O preço médio da mandioca dispara com a oferta limitada no campo, veja a seguir

Setembro encerrou com um alerta importante para a cadeia produtiva da mandioca no Brasil. Produtores e indústrias acompanham com atenção a escalada nos valores da raiz, que completou a quinta semana consecutiva de alta.

O cenário, apontado em levantamento recente do Cepea (Centro de Estudos Avançados em Economia Aplicada), da Esalq/USP, reflete uma combinação de fatores climáticos e estratégicos que está enxugando a oferta no mercado. Essa valorização não é apenas um número em uma planilha; ela reverbera do campo à gôndola, influenciando o custo de produção da fécula, da farinha e, consequentemente, o bolso do consumidor. Entender as causas dessa alta é fundamental para navegar em um mercado tão dinâmico e essencial para o agronegócio brasileiro.

O que está por trás da alta no preço médio da mandioca?

A explicação para a recente valorização começa no campo, onde a colheita enfrenta sérios obstáculos. De acordo com os pesquisadores do Cepea, as chuvas registradas no início da última semana foram insuficientes e mal distribuídas, dificultando a retirada da raiz do solo. Em muitas regiões produtoras, o solo seco e compactado torna a operação de colheita mais lenta e arriscada, podendo danificar as raízes e gerar perdas. Essa condição climática adversa é um dos principais gargalos que limitam a quantidade de matéria-prima chegando às fecularias e farinheiras.

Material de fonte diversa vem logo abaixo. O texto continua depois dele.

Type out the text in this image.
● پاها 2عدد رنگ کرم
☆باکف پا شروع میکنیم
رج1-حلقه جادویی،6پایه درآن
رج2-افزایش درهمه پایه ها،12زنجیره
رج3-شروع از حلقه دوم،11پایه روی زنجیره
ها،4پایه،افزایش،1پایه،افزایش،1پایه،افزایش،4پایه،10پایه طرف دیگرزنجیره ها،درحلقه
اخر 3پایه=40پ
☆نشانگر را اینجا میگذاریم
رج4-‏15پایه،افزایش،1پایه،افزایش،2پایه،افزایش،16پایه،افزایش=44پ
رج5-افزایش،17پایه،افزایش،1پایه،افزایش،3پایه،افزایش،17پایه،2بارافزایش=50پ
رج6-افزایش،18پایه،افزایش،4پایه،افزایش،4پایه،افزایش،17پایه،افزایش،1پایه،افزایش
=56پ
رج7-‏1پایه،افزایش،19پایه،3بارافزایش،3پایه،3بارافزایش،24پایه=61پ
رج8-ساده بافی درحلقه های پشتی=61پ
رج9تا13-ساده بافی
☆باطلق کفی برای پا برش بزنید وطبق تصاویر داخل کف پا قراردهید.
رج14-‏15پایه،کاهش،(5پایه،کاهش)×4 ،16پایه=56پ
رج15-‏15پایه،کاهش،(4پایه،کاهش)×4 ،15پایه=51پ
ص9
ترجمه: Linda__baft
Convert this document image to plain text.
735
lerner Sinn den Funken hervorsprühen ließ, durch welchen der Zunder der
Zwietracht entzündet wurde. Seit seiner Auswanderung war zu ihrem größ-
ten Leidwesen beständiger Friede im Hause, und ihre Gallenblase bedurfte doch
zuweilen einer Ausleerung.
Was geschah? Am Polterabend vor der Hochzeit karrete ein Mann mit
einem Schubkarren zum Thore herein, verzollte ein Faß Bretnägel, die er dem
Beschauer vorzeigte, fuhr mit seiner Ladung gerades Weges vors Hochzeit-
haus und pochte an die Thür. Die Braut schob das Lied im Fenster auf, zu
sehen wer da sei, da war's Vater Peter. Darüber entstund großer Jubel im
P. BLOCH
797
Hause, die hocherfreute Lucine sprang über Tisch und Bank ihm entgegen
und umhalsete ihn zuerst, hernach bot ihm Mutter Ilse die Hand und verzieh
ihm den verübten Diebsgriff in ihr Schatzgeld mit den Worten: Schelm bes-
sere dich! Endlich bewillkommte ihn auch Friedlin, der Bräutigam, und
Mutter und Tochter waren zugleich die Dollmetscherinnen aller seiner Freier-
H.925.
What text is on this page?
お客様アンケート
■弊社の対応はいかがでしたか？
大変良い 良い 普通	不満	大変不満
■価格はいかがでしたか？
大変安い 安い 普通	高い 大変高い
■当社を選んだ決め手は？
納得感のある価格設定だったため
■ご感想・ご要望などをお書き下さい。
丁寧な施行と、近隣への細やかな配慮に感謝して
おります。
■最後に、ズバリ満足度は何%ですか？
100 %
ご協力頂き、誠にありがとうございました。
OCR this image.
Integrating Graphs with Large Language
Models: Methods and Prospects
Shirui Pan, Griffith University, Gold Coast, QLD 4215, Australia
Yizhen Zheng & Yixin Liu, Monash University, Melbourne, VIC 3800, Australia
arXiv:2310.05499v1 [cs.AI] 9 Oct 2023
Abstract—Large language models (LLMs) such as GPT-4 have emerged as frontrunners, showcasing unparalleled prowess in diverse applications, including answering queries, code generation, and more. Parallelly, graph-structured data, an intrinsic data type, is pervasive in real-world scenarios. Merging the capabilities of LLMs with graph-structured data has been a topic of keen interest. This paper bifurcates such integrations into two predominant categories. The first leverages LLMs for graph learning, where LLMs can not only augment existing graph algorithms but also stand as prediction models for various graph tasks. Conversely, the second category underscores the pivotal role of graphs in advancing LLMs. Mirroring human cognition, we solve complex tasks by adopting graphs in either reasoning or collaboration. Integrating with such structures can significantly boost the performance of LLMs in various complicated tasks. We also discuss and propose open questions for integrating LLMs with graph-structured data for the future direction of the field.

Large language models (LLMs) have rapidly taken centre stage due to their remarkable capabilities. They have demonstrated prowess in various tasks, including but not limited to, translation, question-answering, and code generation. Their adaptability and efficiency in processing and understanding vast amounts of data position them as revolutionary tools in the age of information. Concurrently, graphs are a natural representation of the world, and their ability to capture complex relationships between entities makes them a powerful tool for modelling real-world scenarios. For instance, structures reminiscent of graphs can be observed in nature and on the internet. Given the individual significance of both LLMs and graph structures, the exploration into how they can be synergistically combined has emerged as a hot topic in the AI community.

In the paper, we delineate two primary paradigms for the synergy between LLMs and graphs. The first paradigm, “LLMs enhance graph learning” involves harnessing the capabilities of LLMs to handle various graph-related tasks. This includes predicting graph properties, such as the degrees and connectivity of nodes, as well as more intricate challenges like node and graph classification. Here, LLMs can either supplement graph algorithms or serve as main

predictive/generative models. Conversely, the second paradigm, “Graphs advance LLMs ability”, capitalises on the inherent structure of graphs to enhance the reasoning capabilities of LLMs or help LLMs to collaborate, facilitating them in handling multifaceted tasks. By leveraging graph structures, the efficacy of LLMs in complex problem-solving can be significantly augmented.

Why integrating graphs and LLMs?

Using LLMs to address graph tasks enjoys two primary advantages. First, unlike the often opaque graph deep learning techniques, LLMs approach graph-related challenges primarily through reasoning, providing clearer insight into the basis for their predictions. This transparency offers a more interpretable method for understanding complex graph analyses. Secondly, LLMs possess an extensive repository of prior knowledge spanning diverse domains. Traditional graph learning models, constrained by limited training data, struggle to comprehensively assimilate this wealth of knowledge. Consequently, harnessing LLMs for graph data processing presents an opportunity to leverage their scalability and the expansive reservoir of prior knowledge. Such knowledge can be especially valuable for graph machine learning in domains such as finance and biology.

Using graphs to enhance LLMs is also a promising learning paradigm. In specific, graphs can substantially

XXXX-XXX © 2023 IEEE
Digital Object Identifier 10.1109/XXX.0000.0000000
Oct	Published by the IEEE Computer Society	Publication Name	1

Além do clima, a própria fase do ciclo produtivo contribui para a oferta restrita. Há uma menor disponibilidade de lavouras de segundo ciclo, ou seja, aquelas com mais de 12 meses. Essas plantas mais maduras são preferidas pela indústria por apresentarem maior teor de amido, o que resulta em um melhor rendimento industrial. Com menos raízes de alta qualidade disponíveis, a competição pela matéria-prima se acirra, pressionando o preço médio para cima. Entre 22 e 26 de setembro, o valor médio nominal a prazo da tonelada de mandioca posta fecularia atingiu R$ 542,11, o maior patamar desde maio.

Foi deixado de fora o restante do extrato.